Есенин, его жёны и одалиски. Павел Николаев
Чтение книги онлайн.
Читать онлайн книгу Есенин, его жёны и одалиски - Павел Николаев страница 6
Почти сразу после устройства в Москве Есенин поспешил оповестить о себе Марию Бальзамову. «Тяжёлая, безнадёжная грусть! Я не знаю, что делать с собой. Подавить все чувства? Убить тоску в распутном веселии? Что-либо сделать с собой такое неприятное? Или – жить, или – не жить? И я в отчаянии ломаю руки, что делать? Как жить? Не фальшивы ли во мне чувства, можно ли их огонь погасить? И так становится больно-больно, что даже можно рискнуть на существование на земле и так презрительно сказать самому себе: зачем тебе жить, ненужный, слабый и слепой червяк?
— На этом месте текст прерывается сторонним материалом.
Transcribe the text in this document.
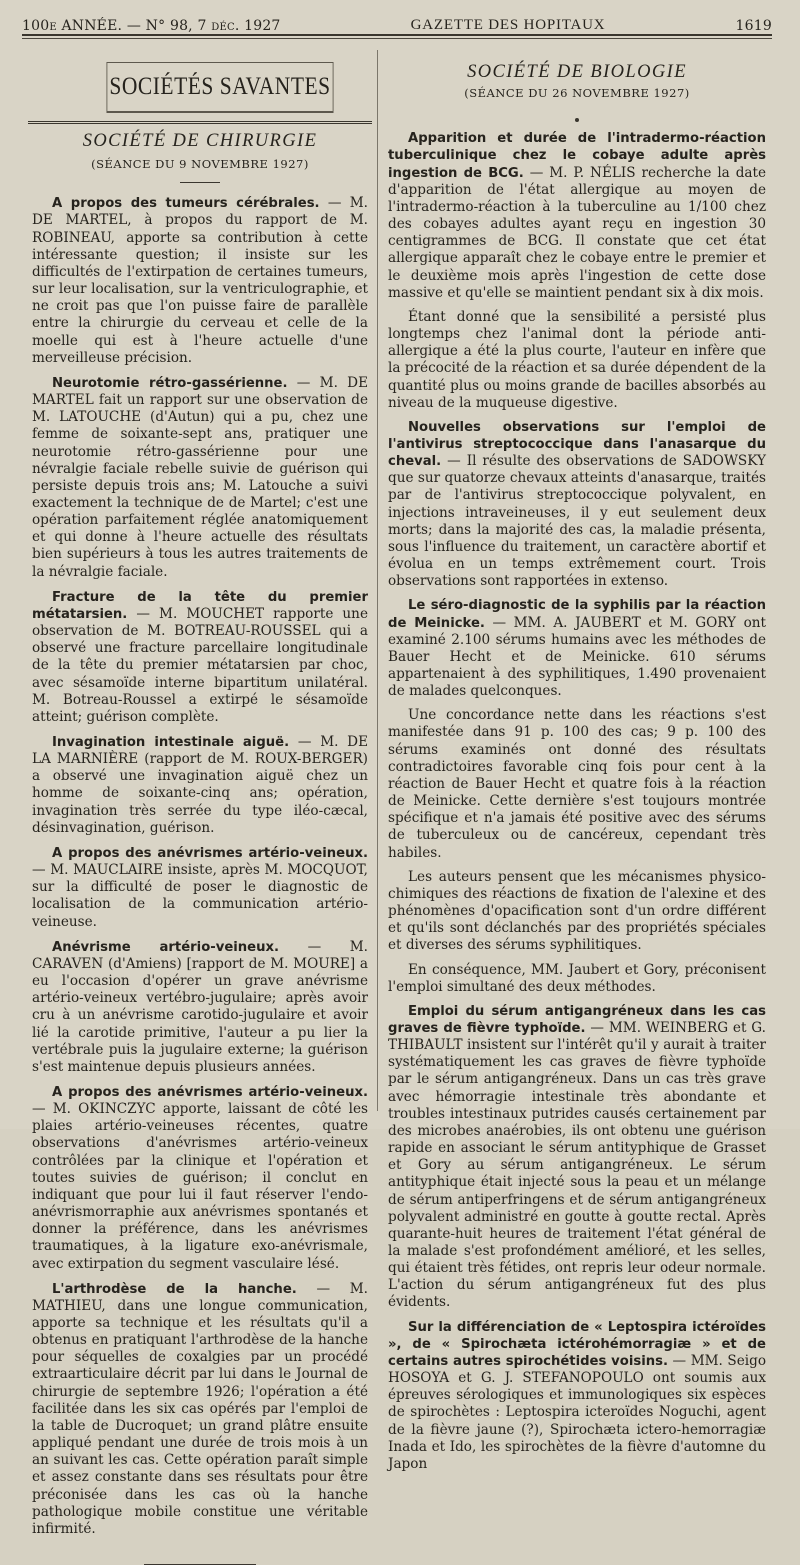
100e ANNÉE. — N° 98, 7 déc. 1927	GAZETTE DES HOPITAUX	1619
SOCIÉTÉS SAVANTES
SOCIÉTÉ DE CHIRURGIE
(SÉANCE DU 9 NOVEMBRE 1927)

A propos des tumeurs cérébrales. — M. DE MARTEL, à propos du rapport de M. ROBINEAU, apporte sa contribution à cette intéressante question; il insiste sur les difficultés de l'extirpation de certaines tumeurs, sur leur localisation, sur la ventriculographie, et ne croit pas que l'on puisse faire de parallèle entre la chirurgie du cerveau et celle de la moelle qui est à l'heure actuelle d'une merveilleuse précision.

Neurotomie rétro-gassérienne. — M. DE MARTEL fait un rapport sur une observation de M. LATOUCHE (d'Autun) qui a pu, chez une femme de soixante-sept ans, pratiquer une neurotomie rétro-gassérienne pour une névralgie faciale rebelle suivie de guérison qui persiste depuis trois ans; M. Latouche a suivi exactement la technique de de Martel; c'est une opération parfaitement réglée anatomiquement et qui donne à l'heure actuelle des résultats bien supérieurs à tous les autres traitements de la névralgie faciale.

Fracture de la tête du premier métatarsien. — M. MOUCHET rapporte une observation de M. BOTREAU-ROUSSEL qui a observé une fracture parcellaire longitudinale de la tête du premier métatarsien par choc, avec sésamoïde interne bipartitum unilatéral. M. Botreau-Roussel a extirpé le sésamoïde atteint; guérison complète.

Invagination intestinale aiguë. — M. DE LA MARNIÈRE (rapport de M. ROUX-BERGER) a observé une invagination aiguë chez un homme de soixante-cinq ans; opération, invagination très serrée du type iléo-cæcal, désinvagination, guérison.

A propos des anévrismes artério-veineux. — M. MAUCLAIRE insiste, après M. MOCQUOT, sur la difficulté de poser le diagnostic de localisation de la communication artério-veineuse.

Anévrisme artério-veineux. — M. CARAVEN (d'Amiens) [rapport de M. MOURE] a eu l'occasion d'opérer un grave anévrisme artério-veineux vertébro-jugulaire; après avoir cru à un anévrisme carotido-jugulaire et avoir lié la carotide primitive, l'auteur a pu lier la vertébrale puis la jugulaire externe; la guérison s'est maintenue depuis plusieurs années.

A propos des anévrismes artério-veineux. — M. OKINCZYC apporte, laissant de côté les plaies artério-veineuses récentes, quatre observations d'anévrismes artério-veineux contrôlées par la clinique et l'opération et toutes suivies de guérison; il conclut en indiquant que pour lui il faut réserver l'endo-anévrismorraphie aux anévrismes spontanés et donner la préférence, dans les anévrismes traumatiques, à la ligature exo-anévrismale, avec extirpation du segment vasculaire lésé.

L'arthrodèse de la hanche. — M. MATHIEU, dans une longue communication, apporte sa technique et les résultats qu'il a obtenus en pratiquant l'arthrodèse de la hanche pour séquelles de coxalgies par un procédé extraarticulaire décrit par lui dans le Journal de chirurgie de septembre 1926; l'opération a été facilitée dans les six cas opérés par l'emploi de la table de Ducroquet; un grand plâtre ensuite appliqué pendant une durée de trois mois à un an suivant les cas. Cette opération paraît simple et assez constante dans ses résultats pour être préconisée dans les cas où la hanche pathologique mobile constitue une véritable infirmité.

SOCIÉTÉ DE BIOLOGIE
(SÉANCE DU 26 NOVEMBRE 1927)

Apparition et durée de l'intradermo-réaction tuberculinique chez le cobaye adulte après ingestion de BCG. — M. P. NÉLIS recherche la date d'apparition de l'état allergique au moyen de l'intradermo-réaction à la tuberculine au 1/100 chez des cobayes adultes ayant reçu en ingestion 30 centigrammes de BCG. Il constate que cet état allergique apparaît chez le cobaye entre le premier et le deuxième mois après l'ingestion de cette dose massive et qu'elle se maintient pendant six à dix mois.

Étant donné que la sensibilité a persisté plus longtemps chez l'animal dont la période anti-allergique a été la plus courte, l'auteur en infère que la précocité de la réaction et sa durée dépendent de la quantité plus ou moins grande de bacilles absorbés au niveau de la muqueuse digestive.

Nouvelles observations sur l'emploi de l'antivirus streptococcique dans l'anasarque du cheval. — Il résulte des observations de SADOWSKY que sur quatorze chevaux atteints d'anasarque, traités par de l'antivirus streptococcique polyvalent, en injections intraveineuses, il y eut seulement deux morts; dans la majorité des cas, la maladie présenta, sous l'influence du traitement, un caractère abortif et évolua en un temps extrêmement court. Trois observations sont rapportées in extenso.

Le séro-diagnostic de la syphilis par la réaction de Meinicke. — MM. A. JAUBERT et M. GORY ont examiné 2.100 sérums humains avec les méthodes de Bauer Hecht et de Meinicke. 610 sérums appartenaient à des syphilitiques, 1.490 provenaient de malades quelconques.

Une concordance nette dans les réactions s'est manifestée dans 91 p. 100 des cas; 9 p. 100 des sérums examinés ont donné des résultats contradictoires favorable cinq fois pour cent à la réaction de Bauer Hecht et quatre fois à la réaction de Meinicke. Cette dernière s'est toujours montrée spécifique et n'a jamais été positive avec des sérums de tuberculeux ou de cancéreux, cependant très habiles.

Les auteurs pensent que les mécanismes physico-chimiques des réactions de fixation de l'alexine et des phénomènes d'opacification sont d'un ordre différent et qu'ils sont déclanchés par des propriétés spéciales et diverses des sérums syphilitiques.

En conséquence, MM. Jaubert et Gory, préconisent l'emploi simultané des deux méthodes.

Emploi du sérum antigangréneux dans les cas graves de fièvre typhoïde. — MM. WEINBERG et G. THIBAULT insistent sur l'intérêt qu'il y aurait à traiter systématiquement les cas graves de fièvre typhoïde par le sérum antigangréneux. Dans un cas très grave avec hémorragie intestinale très abondante et troubles intestinaux putrides causés certainement par des microbes anaérobies, ils ont obtenu une guérison rapide en associant le sérum antityphique de Grasset et Gory au sérum antigangréneux. Le sérum antityphique était injecté sous la peau et un mélange de sérum antiperfringens et de sérum antigangréneux polyvalent administré en goutte à goutte rectal. Après quarante-huit heures de traitement l'état général de la malade s'est profondément amélioré, et les selles, qui étaient très fétides, ont repris leur odeur normale. L'action du sérum antigangréneux fut des plus évidents.

Sur la différenciation de « Leptospira ictéroïdes », de « Spirochæta ictérohémorragiæ » et de certains autres spirochétides voisins. — MM. Seigo HOSOYA et G. J. STEFANOPOULO ont soumis aux épreuves sérologiques et immunologiques six espèces de spirochètes : Leptospira icteroïdes Noguchi, agent de la fièvre jaune (?), Spirochæta ictero-hemorragiæ Inada et Ido, les spirochètes de la fièvre d'automne du Japon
Что твоя жизнь?»
М. Бальзамова
Тяготы бытия станут основной темой в московской корреспонденции поэта. 18 августа об этом же он писал Грише Панфилову, но при этом помянул и о нечто светлом для него – Марии Бальзамовой, девушке, близкой героиням Тургенева «по своей душе и по всем качествам». «Я простился с ней, – писал молодой поэт, – знаю, что навсегда, но она не изгладится из моей памяти…»
Но в следующем письме, отправленном Грише через неделю, Есенин вдруг заявил о нечто противоположном – о намерении установления контактов с Марией: «Желаешь если, я познакомлю вас письмами с М. Бальзамовой. Она очень желает с тобой познакомиться, а при крайней нужде хоть в письмах. Она хочет идти в учительницы с полным сознаньем на пользу забитого и от света гонимого народа».
Действительно, Мария, окончив епархиальное училище, с сентября начала работать в школе села Калитинка Рязанской губернии. Первое время ей было не до любовных изъяснений, и связь с Сергеем она установила только к окончанию учебного года: «Думаешь ли ты опять в Калитинку на зимовку?» – спрашивал её Есенин в одном из своих первых писем.
В нём же он писал о необходимости их встречи, так как их знакомство было мимолётным, они, по существу, не знают друг друга, и он не уверен в прочности её чувства: «Я боюсь только одного: как бы тебя не выдали замуж. Приглянешься кому-нибудь, и сама… не прочь – и согласишься. Но я только предполагаю, а ещё хорошо-то не знаю. Ведь, Маня, милая Маня, слишком мало мы видели друг друга. Почему ты не открылась мне тогда, когда плакала? Ведь я был такой чистый тогда, что и не подозревал в тебе этого чувства, я думал, так ты ко мне относилась из жалости, потому что хорошо поняла меня. И опять, опять: между нами не было даже, – как символа любви, – поцелуя, не говоря уже о далёких, глубоких и близких отношениях, которые нарушают заветы целомудрия, и от чего любовь обоих сердец чувствует больше и сильнее».
Письмо насыщено сетованиями на судьбу и бьёт на жалость, откровенно взывает к ней: «Ох, как тяжело, Маня! Слишком больно!
Я слышал, ты совсем стала выглядеть женщиной, а я пред тобою мальчик. Да и совсем невзрачный».